L’ultimo numero di “Imperi” – la rivista di Geopolitica e globalizzazione diretta da Aldo Di Lello – è dedicato al Vicino Oriente e al conflitto libanese-sionista dell’estate 2006.
Non mancano articoli riguardanti la Turchia, tra i quali si segnala quello di Gabriele Adinolfi dal titolo “Perché gli Usa sono filoturchi”. “Nessuna delle tesi addotte a pretesto per l’ammissione della Turchia in Europa – osserva l’Autore – ha senso.

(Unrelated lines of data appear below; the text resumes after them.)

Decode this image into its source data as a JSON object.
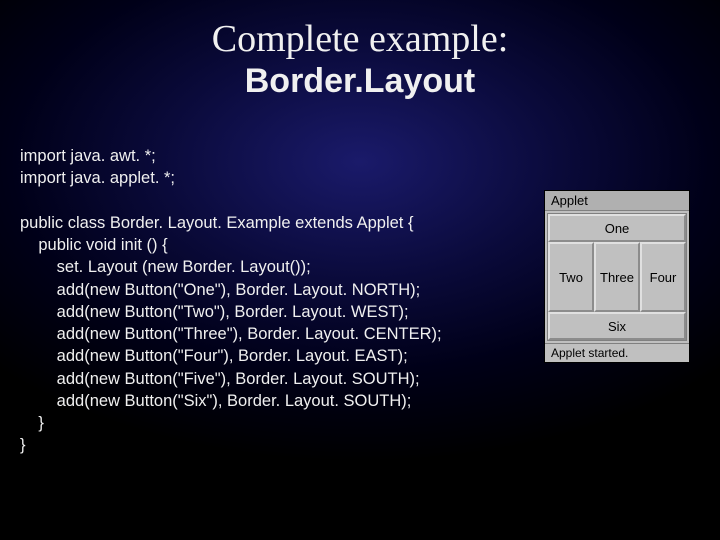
{
  "title": {
    "line1": "Complete example:",
    "line2": "Border.Layout"
  },
  "code": "import java. awt. *;\nimport java. applet. *;\n\npublic class Border. Layout. Example extends Applet {\n    public void init () {\n        set. Layout (new Border. Layout());\n        add(new Button(\"One\"), Border. Layout. NORTH);\n        add(new Button(\"Two\"), Border. Layout. WEST);\n        add(new Button(\"Three\"), Border. Layout. CENTER);\n        add(new Button(\"Four\"), Border. Layout. EAST);\n        add(new Button(\"Five\"), Border. Layout. SOUTH);\n        add(new Button(\"Six\"), Border. Layout. SOUTH);\n    }\n}",
  "applet": {
    "title": "Applet",
    "north": "One",
    "west": "Two",
    "center": "Three",
    "east": "Four",
    "south": "Six",
    "status": "Applet started."
  }
}
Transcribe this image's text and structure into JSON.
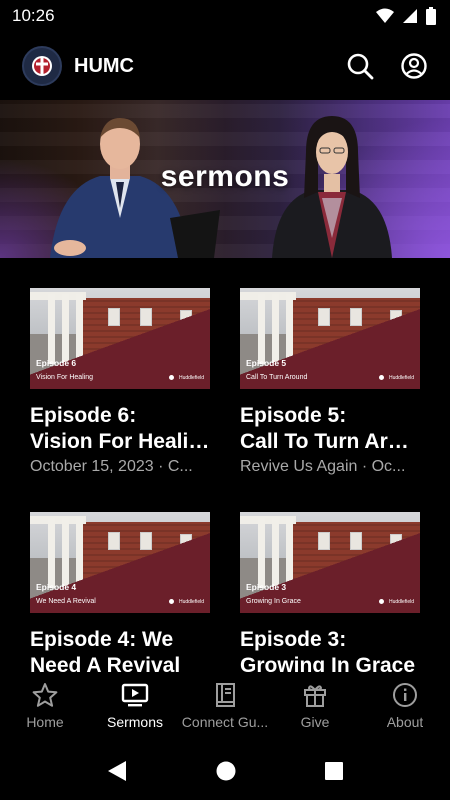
{
  "status_bar": {
    "time": "10:26"
  },
  "app_bar": {
    "title": "HUMC"
  },
  "hero": {
    "title": "sermons"
  },
  "episodes": [
    {
      "thumb_episode": "Episode 6",
      "thumb_subtitle": "Vision For Healing",
      "title_line1": "Episode 6:",
      "title_line2": "Vision For Healing",
      "meta": "October 15, 2023 · C..."
    },
    {
      "thumb_episode": "Episode 5",
      "thumb_subtitle": "Call To Turn Around",
      "title_line1": "Episode 5:",
      "title_line2": "Call To Turn Around",
      "meta": "Revive Us Again · Oc..."
    },
    {
      "thumb_episode": "Episode 4",
      "thumb_subtitle": "We Need A Revival",
      "title_line1": "Episode 4: We",
      "title_line2": "Need A Revival",
      "meta": ""
    },
    {
      "thumb_episode": "Episode 3",
      "thumb_subtitle": "Growing In Grace",
      "title_line1": "Episode 3:",
      "title_line2": "Growing In Grace",
      "meta": ""
    }
  ],
  "thumb_brand": "Huddlefield",
  "bottom_nav": [
    {
      "label": "Home",
      "icon": "star-icon"
    },
    {
      "label": "Sermons",
      "icon": "tv-icon",
      "active": true
    },
    {
      "label": "Connect Gu...",
      "icon": "book-icon"
    },
    {
      "label": "Give",
      "icon": "gift-icon"
    },
    {
      "label": "About",
      "icon": "info-icon"
    }
  ],
  "colors": {
    "background": "#000000",
    "accent_band": "#6b1f2a",
    "muted_text": "#a9a9a9"
  }
}
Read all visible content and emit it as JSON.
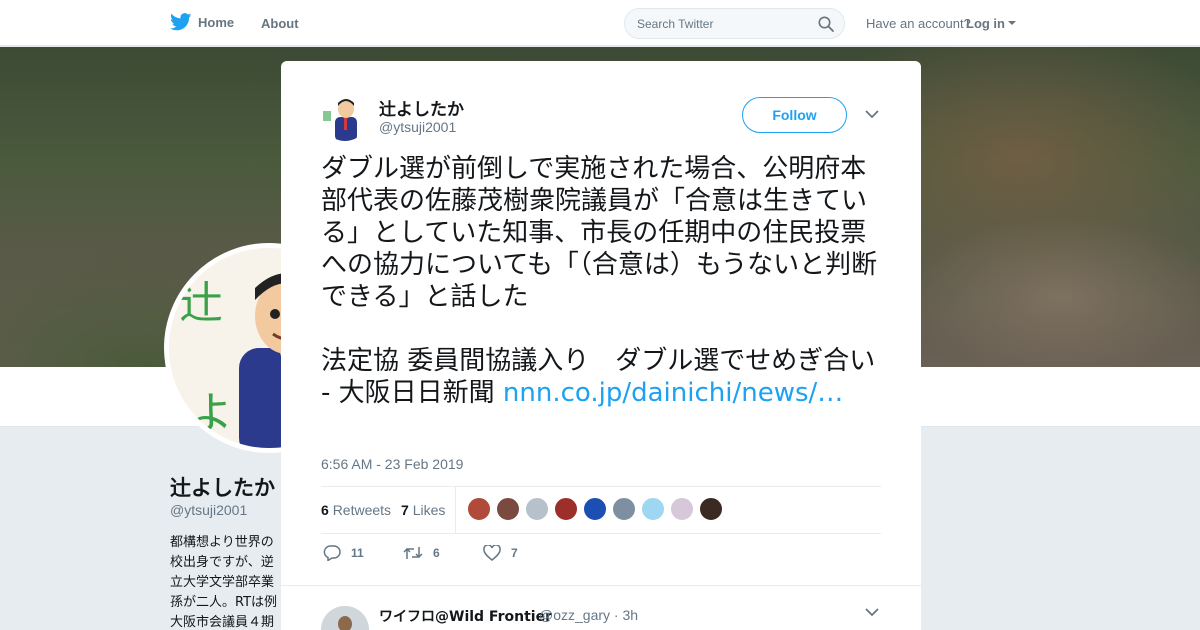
{
  "nav": {
    "home_label": "Home",
    "about_label": "About",
    "search_placeholder": "Search Twitter",
    "have_account": "Have an account?",
    "login_label": "Log in"
  },
  "profile": {
    "name": "辻よしたか",
    "handle": "@ytsuji2001",
    "bio_lines": [
      "都構想より世界の",
      "校出身ですが、逆",
      "立大学文学部卒業",
      "孫が二人。RTは例",
      "大阪市会議員４期"
    ]
  },
  "tweet": {
    "author_name": "辻よしたか",
    "author_handle": "@ytsuji2001",
    "follow_label": "Follow",
    "text": "ダブル選が前倒しで実施された場合、公明府本部代表の佐藤茂樹衆院議員が「合意は生きている」としていた知事、市長の任期中の住民投票への協力についても「（合意は）もうないと判断できる」と話した\n\n法定協 委員間協議入り　ダブル選でせめぎ合い - 大阪日日新聞 ",
    "link_text": "nnn.co.jp/dainichi/news/…",
    "timestamp": "6:56 AM - 23 Feb 2019",
    "retweets_count": "6",
    "retweets_label": "Retweets",
    "likes_count": "7",
    "likes_label": "Likes",
    "reply_count": "11",
    "retweet_action_count": "6",
    "like_action_count": "7",
    "retweeter_face_colors": [
      "#b04a3a",
      "#7a4a40",
      "#b7c1cc",
      "#9c2f2a",
      "#1c4fb3",
      "#7d8fa0",
      "#9fd6f2",
      "#d6c7d9",
      "#3a2a22"
    ]
  },
  "reply": {
    "author_name": "ワイフロ@Wild Frontier",
    "author_handle": "@ozz_gary · 3h"
  },
  "colors": {
    "accent": "#1da1f2",
    "link": "#1da1f2",
    "muted": "#657786"
  }
}
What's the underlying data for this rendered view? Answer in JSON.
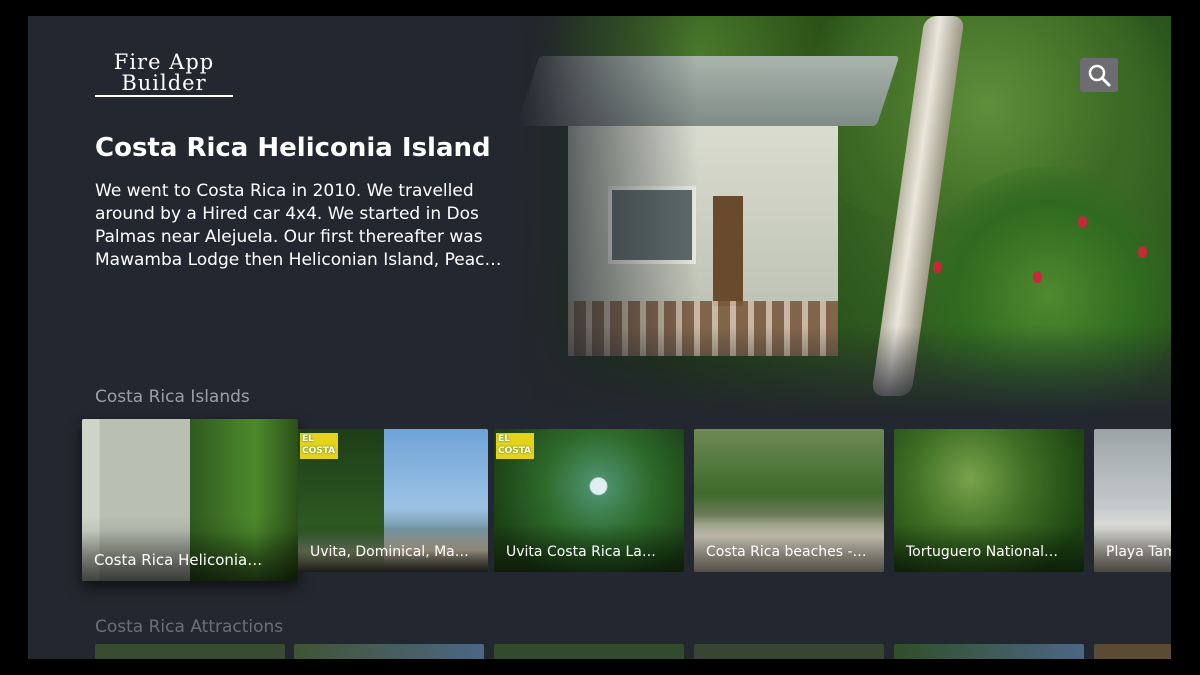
{
  "app": {
    "logo_line1": "Fire App",
    "logo_line2": "Builder"
  },
  "header": {
    "search_icon": "search-icon"
  },
  "featured": {
    "title": "Costa Rica Heliconia Island",
    "description": "We went to Costa Rica in 2010. We travelled around by a Hired car 4x4. We started in Dos Palmas near Alejuela. Our first thereafter was Mawamba Lodge then Heliconian Island, Peac…"
  },
  "rows": [
    {
      "title": "Costa Rica Islands",
      "items": [
        {
          "label": "Costa Rica Heliconia…"
        },
        {
          "label": "Uvita, Dominical, Manu…",
          "badge": "EL COSTA NOW"
        },
        {
          "label": "Uvita Costa Rica La…",
          "badge": "EL COSTA NOW"
        },
        {
          "label": "Costa Rica beaches -…"
        },
        {
          "label": "Tortuguero National…"
        },
        {
          "label": "Playa Tam"
        }
      ]
    },
    {
      "title": "Costa Rica Attractions",
      "items": [
        {},
        {},
        {},
        {},
        {},
        {}
      ]
    }
  ],
  "colors": {
    "background": "#23272f",
    "row_title": "#9aa0a8",
    "search_button": "#6c6c72"
  }
}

Né lo ha la prospettiva di creare uno scontro etnico e religioso all’interno dell’Europa di domani, a meno che non sia proprio questo uno degli obiettivi ricercati da chi spinge per l’apertura ad Ankara”.
Secondo Adinolfi, “tra le ragioni per le quali ci si vuole imporre l’ingresso della Turchia nell’Unione Europea” ce n’è una antirussa: “Creare un’alternativa ai gasdotti e agli oleodotti russi vorrebbe dire ridurre l’unica potenza in grado di dar fastidio alla Superpotenza e, soprattutto, di fornire all’Europa tutti gli elementi per la sua emancipazione”.
Nel saggio di Enrico Galoppini, invece, si legge come l’idea del cosiddetto “scontro di civiltà” sia un’immagine mediatica più che un processo reale. Funzionale a globalismo e unipolarismo, essa trova tra i propri sostenitori un fronte ampio che va dai “teocon” ai “new global” e ai “Saraceni dello zio Sam”. “Gli europei – scrive Galoppini – devono essere distratti dal loro vero problema: il perseguimento della loro libertà, indipendenza, autodeterminazione e sovranità, politica, economica, culturale e militare. Non devono capire chi sono. Per questo devono imbarcarsi in guerre altrui, svolgendo il ruolo di ‘crociati per conto terzi’ (i “Crociati dello Zio Sam”). Questa realtà da incubo può avverarsi anche e soprattutto perché i popoli europei, indottrinati da una propaganda pluridecennale che ne ha infiacchito il carattere e la volontà (il “passato che non passa”, ad es.), non esprimono più una classe politica che agisce nel loro interesse, degli statisti degni di tale qualifica: non è un caso che l’attuale sperticata dimostrazione di “amicizia” per “Israele” coincida col punto più basso registrato nelle relazioni, ad ogni livello, tra l’Europa (e l’Italia, nello specifico) e il mondo arabo e islamico, a riprova del ruolo svolto dalla base territoriale del Sionismo quale elemento di destabilizzazione di un’area strategicamente ed economicamente fondamentale (e non il contrario, come alcuni “controinformatori” sogliono vedere: ovvero che “Israele” sarebbe il grande manipolatore di tutto e di tutti…)”.
Cristiano Tinazzi firma un “Reportage da una terra senza pace”, racconto in presa diretta della situazione libanese all’indomani del ritiro delle truppe israeliane. Vi si leggono le testimonianze dei miliziani di Hezbollah e della gente del posto. Sullo sfondo la desolazione di un Paese completamente da ricostruire e in cerca di futuro.